Projet de loi de bioéthique : PMA et chimères que dit le Sénat ?

09-02-2021 à 15:35:00

Il y a quelques jours, le Sénat a examiné en deuxième lecture (c’est la deuxième fois que le texte leur est soumis, après deux passages à l’Assemblée nationale) le projet de loi de bioéthique du gouvernement. Dans ce texte, il a beaucoup d’articles sur des sujets très variés, les plus discutés étant la proposition de la PMA dite « pour toutes », l’autorisation de la création d’embryons « chimères », la gestion des gamètes avec leur autoconservation. De quoi s’agit-il et où en est-on ?

La première proposition du gouvernement est de donner l’accès à la procréation médicalement Assistée (PMA) à toutes les femmes qui le souhaitent, seules ou en couple avec une autre femme, alors que jusqu’ici c’est un soin médical pour les couples homme/femme qui ne peuvent pas avoir d’enfant. On utilise plusieurs techniques selon le problème médical qui provoque l’infertilité, pour permettre la rencontre entre les gamètes de l’homme et celui de la femme et permettre la fécondation.

Si la PMA était autorisée à toutes les femmes, elle cesserait d’être un soin médical puisqu’il ne s’agirait pas d’un problème de fertilité et, pour permettre les grossesses, l’on devrait utiliser des gamètes d’un homme donneur que les enfants ne connaîtraient pas (ils n’auraient pas de père pour l’état civil, ni concrètement auprès d’eux au quotidien). Le Sénat a rejeté cette proposition et demandé que soit inscrit dans la constitution qu’il n’y a pas de « droit à l’enfant ».

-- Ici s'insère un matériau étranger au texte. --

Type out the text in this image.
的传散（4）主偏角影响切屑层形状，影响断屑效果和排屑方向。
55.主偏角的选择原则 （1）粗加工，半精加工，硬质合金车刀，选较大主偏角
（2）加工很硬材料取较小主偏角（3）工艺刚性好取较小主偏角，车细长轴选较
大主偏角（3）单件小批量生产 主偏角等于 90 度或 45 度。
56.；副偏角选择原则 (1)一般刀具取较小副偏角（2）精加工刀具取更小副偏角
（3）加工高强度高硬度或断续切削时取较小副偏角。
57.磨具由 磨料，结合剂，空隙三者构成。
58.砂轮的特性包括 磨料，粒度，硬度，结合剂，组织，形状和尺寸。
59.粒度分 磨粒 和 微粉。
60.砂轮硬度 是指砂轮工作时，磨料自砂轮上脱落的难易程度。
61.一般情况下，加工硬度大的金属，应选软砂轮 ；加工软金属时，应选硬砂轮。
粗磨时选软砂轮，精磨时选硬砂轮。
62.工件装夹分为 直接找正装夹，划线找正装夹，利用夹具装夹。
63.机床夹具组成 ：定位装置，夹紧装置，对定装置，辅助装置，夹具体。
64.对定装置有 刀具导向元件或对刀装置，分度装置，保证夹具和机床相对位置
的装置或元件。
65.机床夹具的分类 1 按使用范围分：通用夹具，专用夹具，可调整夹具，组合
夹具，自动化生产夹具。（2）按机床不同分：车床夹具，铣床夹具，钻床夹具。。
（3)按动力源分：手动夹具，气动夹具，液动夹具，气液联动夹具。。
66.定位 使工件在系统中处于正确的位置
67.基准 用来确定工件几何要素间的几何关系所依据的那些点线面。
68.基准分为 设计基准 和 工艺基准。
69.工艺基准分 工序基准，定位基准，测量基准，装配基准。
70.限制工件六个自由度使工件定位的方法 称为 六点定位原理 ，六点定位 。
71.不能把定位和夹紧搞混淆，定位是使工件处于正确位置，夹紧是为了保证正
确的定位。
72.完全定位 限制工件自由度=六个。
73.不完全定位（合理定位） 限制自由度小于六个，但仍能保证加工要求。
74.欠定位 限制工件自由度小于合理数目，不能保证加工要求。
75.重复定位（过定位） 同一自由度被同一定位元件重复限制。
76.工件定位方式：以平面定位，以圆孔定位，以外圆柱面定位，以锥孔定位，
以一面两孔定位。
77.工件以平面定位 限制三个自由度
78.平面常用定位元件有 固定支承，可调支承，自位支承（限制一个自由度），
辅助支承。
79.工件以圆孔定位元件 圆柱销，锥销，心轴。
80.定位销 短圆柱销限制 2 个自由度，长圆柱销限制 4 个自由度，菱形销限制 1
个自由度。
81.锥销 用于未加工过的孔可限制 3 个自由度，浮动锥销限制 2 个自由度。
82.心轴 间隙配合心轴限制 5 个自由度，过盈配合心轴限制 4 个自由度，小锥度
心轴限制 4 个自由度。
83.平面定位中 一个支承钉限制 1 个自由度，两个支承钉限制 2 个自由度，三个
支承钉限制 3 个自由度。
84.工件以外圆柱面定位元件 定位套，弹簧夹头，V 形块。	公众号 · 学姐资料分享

Dans ce projet, on trouvait aussi l’autorisation de fabriquer des embryons « chiméres » : une chimère est un être issu de plusieurs espèces différentes. Le projet du gouvernement est de pouvoir introduire des cellules d’un embryon humain (les premières cellules d’une personne humaine qui se développent très vite et qui vont donner tous les organes, en se spécialisant différemment), dans un embryon d’animal, pour pouvoir étudier la façon dont nos cellules se spécialisent et pour pouvoir éventuellement à l’avenir faire « pousser » un organe humain sur un animal pour pouvoir le greffer à quelqu’un qui en a besoin car il est malade.

L’intention paraît bonne, mais cela pose bien sûr des questions importantes : manipuler des embryons humains, n’est-ce pas manipuler des hommes ? Leur vie nous appartient-elle, pouvons-nous faire des recherches sur eux comme sur n’importe quelle cellule du corps ? Chaque embryon est unique, chacun est appelé à devenir une personne humaine unique.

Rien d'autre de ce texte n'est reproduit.